2019/02/04

久保田 しおん 活動レポート

2019/02/04

久保田しおん

久保田 しおん Shion Kubota

感動は人類の善意的行動を生み出す究極のツールだと私は信じています。私が行っているニュートリノに特化した素粒子物理学の研究では、「私たちはどのようにしてこの宇宙に存在し始め、なぜ存在し続けられるのか」など、人類が抱いてきた…

私の通うマウントホリヨーク大学は、アメリカ東海岸のボストンから車で2時間ほどの場所に位置しています。

一年前の私は、友人にどんな大学に行くの?と聞かれるたびに「こんな感じの女子大!」といってこの建物の写真をインターネットから探して見せていました。赤レンガでできた大学校舎に囲まれての学園生活は、私の昔からの憧れだったのです。

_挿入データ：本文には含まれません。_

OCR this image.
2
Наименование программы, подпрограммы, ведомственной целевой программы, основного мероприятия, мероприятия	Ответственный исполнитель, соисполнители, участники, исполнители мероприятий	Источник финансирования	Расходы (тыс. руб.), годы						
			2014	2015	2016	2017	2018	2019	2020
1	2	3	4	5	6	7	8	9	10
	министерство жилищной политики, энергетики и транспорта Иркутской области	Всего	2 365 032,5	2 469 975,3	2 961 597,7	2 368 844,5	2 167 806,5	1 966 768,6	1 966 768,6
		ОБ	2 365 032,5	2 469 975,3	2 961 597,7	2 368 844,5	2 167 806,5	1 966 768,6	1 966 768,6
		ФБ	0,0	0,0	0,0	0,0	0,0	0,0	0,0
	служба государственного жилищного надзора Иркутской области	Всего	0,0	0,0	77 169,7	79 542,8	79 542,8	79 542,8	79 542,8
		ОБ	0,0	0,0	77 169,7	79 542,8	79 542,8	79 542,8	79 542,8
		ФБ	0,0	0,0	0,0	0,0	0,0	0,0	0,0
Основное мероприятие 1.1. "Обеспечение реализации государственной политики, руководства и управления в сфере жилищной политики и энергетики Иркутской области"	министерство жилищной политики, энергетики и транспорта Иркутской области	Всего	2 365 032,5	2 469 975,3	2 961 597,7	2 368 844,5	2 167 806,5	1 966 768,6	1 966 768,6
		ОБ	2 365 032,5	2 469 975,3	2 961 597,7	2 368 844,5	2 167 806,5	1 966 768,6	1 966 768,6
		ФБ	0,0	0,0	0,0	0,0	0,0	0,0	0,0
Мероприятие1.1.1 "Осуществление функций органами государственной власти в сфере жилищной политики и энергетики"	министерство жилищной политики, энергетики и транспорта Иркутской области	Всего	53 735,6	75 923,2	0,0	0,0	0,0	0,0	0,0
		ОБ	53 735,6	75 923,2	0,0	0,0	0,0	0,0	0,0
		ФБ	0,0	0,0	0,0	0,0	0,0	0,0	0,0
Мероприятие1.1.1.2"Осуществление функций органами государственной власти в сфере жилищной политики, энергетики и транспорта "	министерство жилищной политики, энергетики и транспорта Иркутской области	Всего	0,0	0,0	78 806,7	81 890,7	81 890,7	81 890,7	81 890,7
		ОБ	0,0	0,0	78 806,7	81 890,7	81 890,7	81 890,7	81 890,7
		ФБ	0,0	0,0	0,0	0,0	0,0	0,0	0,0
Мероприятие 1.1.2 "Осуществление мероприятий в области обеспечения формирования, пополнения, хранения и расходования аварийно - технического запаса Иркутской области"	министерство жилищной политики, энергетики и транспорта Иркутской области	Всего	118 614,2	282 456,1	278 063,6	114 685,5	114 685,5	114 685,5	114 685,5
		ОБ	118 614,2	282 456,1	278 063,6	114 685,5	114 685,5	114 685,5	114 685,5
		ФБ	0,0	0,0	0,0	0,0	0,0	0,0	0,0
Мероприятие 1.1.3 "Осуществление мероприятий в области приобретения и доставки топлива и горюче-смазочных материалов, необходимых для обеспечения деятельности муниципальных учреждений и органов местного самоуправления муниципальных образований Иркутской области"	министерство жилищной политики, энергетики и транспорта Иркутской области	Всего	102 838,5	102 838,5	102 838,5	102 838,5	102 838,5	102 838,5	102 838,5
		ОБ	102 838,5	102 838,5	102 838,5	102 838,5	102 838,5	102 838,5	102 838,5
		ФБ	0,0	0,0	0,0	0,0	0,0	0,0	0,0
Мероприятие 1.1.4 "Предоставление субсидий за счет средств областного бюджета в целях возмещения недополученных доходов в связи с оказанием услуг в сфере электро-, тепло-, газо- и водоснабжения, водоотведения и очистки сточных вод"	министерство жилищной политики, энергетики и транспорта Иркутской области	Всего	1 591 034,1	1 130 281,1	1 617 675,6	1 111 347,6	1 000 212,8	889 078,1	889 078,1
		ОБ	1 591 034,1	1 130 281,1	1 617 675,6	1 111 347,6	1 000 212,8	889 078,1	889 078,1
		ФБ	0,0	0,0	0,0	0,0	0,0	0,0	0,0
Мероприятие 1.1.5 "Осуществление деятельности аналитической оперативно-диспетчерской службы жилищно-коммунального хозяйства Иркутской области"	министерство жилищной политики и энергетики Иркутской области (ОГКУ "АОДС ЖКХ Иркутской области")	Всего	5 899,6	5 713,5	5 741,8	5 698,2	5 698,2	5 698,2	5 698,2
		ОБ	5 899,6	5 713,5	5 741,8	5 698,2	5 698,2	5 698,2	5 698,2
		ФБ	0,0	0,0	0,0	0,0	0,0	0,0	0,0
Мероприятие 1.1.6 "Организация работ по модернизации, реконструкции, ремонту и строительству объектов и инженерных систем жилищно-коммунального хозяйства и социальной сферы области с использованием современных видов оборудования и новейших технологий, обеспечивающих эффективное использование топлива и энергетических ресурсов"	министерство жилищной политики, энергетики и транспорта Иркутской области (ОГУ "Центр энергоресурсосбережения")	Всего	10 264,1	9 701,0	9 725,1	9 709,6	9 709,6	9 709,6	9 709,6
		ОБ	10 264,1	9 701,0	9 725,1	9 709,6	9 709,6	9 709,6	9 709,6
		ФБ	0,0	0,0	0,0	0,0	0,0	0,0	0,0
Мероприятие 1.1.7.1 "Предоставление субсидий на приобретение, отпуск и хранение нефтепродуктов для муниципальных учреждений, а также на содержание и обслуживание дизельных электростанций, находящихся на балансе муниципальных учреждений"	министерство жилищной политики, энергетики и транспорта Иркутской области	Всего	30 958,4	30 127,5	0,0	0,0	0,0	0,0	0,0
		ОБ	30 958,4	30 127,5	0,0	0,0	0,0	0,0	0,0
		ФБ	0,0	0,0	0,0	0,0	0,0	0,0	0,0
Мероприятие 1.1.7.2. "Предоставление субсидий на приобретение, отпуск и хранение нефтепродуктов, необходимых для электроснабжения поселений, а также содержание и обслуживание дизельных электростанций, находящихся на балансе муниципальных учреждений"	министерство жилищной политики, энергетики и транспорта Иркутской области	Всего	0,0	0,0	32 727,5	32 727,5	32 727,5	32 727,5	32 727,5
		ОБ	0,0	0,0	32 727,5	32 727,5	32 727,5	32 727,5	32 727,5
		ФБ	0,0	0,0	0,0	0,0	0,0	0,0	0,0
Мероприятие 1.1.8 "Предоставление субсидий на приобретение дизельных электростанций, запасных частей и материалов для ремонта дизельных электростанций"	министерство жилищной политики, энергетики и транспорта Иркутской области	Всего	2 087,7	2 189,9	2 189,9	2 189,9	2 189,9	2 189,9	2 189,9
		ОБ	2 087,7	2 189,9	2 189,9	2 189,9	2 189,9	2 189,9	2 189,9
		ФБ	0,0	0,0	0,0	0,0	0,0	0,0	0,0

今となっては、この時計台の中の鐘の音に毎朝飛び起き、シャワールームにかけ込んでいます。忙しくも、刺激と興奮でいっぱいの一日の始まりです。

自然が美しく映える湖の横の道を通り、爽やかな朝の空気を吸いながら授業に向かいます。
(冬の間は肺が凍りそうなほど冷たい空気を吸っています)

物理とコンピューターサイエンスの同時専攻をしている私は、毎日いずれかの科目の授業を取るようにスケジュールを組んでいます。どちらも課題やラボの時間が非常に多く忙しいですが、教授たちの手厚いサポートのもと、リサーチなどたくさんの機会をいただきつつ学びを深めています。

そしてそれらの教授による授業には、理系分野に進む女性を支援する大学としての特徴が強く反映されています。例えば、授業の最中に賃金の男女間の不平等さなどのトピックが上がるのは日常茶飯事で、物理の授業中にそのまま男女平等に関するディスカッションが始まってしまうこともあります。教授の生徒たちの卒業後の活躍をサポートしたいという強い思いがひしひしと毎日伝わってきます。

授業後は薙刀部の練習やオーケストラの練習に参加し、自分の好きなことを通して学術面以外の教養を高めたり、掛け替えのない仲間との会話を楽しんだりしています。

このオーケストラでは恒例の、コンサート後のphoto shooting

毎年薙刀部でニュージャージーに世界大会・セミナーの遠征に行っています

1年前は写真の向こうの赤レンガに想いを馳せるだけの私でしたが、今となってはその環境で毎日自分が持ち得るエネルギーを生かしきって、自分が想いもよらなかったような大学生活を切り開いています。このような環境で1年を過ごせたこと、そして私の大切な未来への第一歩をここで歩み出せたことを誇りに思います。